Lo sappiamo perché questi artisti hanno mercati che precedono l’attuale enfasi e continueranno anche dopo lo scoppio della bolla. La direttrice dei programmi di GAZELL.IO, Imogen Hare, mi ha detto che gli artisti che rappresentano l’AI hanno mercati forti, basati su applicazioni artistiche e non su dipendenze tecniche dall’AI: «Prima della bolla dell’AI, i nostri clienti erano entusiasti degli artisti da noi rappresentati che utilizzavano l’AI nel loro processo creativo, come Jake Elwes e Recycle Group, ma i collezionisti seri non comprano le loro opere solo perché il lavoro incorpora l’AI».

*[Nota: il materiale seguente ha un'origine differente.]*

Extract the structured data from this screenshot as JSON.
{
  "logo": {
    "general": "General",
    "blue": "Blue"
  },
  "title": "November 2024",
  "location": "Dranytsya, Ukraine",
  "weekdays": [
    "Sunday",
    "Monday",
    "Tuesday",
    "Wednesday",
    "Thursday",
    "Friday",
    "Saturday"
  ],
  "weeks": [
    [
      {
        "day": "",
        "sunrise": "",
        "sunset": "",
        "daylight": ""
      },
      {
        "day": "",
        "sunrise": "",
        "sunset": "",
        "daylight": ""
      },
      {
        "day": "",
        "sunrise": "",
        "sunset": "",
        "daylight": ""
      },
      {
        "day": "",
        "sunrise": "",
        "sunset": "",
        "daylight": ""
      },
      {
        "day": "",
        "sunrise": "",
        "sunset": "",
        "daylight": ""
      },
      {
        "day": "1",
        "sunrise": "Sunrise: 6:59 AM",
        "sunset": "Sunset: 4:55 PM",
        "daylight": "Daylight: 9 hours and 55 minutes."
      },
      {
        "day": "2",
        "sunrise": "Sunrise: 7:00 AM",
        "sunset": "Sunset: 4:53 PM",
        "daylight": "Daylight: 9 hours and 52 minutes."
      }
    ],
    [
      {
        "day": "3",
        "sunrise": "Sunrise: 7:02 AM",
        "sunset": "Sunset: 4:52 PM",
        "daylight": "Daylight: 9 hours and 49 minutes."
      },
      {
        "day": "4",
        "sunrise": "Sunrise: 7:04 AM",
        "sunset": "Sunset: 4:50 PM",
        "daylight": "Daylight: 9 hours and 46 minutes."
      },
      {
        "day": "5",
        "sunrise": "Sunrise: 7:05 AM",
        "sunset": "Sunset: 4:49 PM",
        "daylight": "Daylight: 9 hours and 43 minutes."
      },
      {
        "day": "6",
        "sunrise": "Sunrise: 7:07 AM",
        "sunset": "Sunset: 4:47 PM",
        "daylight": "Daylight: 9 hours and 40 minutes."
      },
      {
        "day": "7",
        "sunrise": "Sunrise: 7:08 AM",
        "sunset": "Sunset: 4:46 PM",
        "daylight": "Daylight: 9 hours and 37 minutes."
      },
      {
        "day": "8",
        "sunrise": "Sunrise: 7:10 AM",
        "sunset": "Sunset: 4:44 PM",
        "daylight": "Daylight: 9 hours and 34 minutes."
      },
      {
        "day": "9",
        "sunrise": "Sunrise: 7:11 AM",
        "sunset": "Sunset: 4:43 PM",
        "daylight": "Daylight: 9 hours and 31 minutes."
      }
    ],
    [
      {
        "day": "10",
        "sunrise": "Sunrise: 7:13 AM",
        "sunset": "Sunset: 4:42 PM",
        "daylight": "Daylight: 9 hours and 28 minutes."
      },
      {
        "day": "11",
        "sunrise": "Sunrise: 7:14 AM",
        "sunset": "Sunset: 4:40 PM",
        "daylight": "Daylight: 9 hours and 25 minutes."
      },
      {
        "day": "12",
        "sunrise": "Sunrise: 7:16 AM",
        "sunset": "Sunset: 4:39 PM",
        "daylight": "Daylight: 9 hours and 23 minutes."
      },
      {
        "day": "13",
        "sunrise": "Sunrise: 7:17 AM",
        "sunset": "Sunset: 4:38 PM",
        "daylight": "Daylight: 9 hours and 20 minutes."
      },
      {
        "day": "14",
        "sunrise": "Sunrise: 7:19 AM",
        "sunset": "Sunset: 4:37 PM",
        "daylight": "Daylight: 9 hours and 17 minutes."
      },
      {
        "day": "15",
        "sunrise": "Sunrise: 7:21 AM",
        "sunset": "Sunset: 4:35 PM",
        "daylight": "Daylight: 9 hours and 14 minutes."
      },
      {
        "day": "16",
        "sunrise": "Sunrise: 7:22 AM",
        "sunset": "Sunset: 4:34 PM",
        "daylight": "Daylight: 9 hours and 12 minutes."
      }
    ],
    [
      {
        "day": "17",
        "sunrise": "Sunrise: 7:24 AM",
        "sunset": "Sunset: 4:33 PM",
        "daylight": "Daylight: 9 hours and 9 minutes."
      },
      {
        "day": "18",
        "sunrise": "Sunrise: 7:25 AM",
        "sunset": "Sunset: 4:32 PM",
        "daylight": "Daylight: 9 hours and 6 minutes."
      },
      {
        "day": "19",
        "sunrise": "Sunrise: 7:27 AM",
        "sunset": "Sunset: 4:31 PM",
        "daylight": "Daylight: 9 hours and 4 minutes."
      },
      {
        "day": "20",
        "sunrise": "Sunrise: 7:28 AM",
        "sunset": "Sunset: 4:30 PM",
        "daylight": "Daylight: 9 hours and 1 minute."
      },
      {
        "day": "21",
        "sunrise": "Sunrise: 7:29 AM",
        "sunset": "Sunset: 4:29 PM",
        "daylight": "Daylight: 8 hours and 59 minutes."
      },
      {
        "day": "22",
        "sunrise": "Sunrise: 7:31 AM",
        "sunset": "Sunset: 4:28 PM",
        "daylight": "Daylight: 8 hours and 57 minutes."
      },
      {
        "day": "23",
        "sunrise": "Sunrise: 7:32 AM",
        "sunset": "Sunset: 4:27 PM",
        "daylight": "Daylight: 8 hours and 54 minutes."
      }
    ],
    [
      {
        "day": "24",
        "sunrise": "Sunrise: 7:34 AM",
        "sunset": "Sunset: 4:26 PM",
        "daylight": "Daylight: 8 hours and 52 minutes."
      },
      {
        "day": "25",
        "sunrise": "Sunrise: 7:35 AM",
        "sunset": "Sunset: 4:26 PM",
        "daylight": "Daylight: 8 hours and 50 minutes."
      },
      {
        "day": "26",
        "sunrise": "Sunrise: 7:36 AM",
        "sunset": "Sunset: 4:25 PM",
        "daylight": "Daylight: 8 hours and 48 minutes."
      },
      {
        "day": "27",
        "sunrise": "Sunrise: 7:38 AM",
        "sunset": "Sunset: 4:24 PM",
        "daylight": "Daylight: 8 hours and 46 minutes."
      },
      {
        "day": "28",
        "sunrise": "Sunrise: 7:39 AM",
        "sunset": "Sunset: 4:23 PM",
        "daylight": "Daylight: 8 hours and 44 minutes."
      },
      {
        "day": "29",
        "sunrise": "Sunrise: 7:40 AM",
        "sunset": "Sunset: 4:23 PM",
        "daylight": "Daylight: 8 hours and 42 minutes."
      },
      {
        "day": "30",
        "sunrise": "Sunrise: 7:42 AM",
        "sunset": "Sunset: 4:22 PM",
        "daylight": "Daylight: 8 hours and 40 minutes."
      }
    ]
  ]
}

È un buon promemoria per ricordare che mentre la tecnologia è nuova, o quasi, ciò che costituisce un valore non deve essere reinventato. Potremmo avere l’impressione di avere un mercato inondato senza standard di qualità noti, ma non è vero. La maggior parte delle opere d’arte realizzate con l’Intelligenza Artificiale oggi si colloca al di fuori della storia dell’arte della creazione di immagini perché, a parte l’uso di uno strumento nuovo ma onnipresente, non dicono nulla di nuovo. Come ha detto Milan Kundera: «A mio avviso, le grandi opere possono nascere solo nella storia della loro arte e come partecipanti a quella storia. È solo all’interno della storia che possiamo vedere che cosa è nuovo, che cosa è ripetitivo, che cosa è scoperta e che cosa è imitazione. Solo all’interno della storia un’opera può esistere come valore in grado di essere discernibile e giudicabile».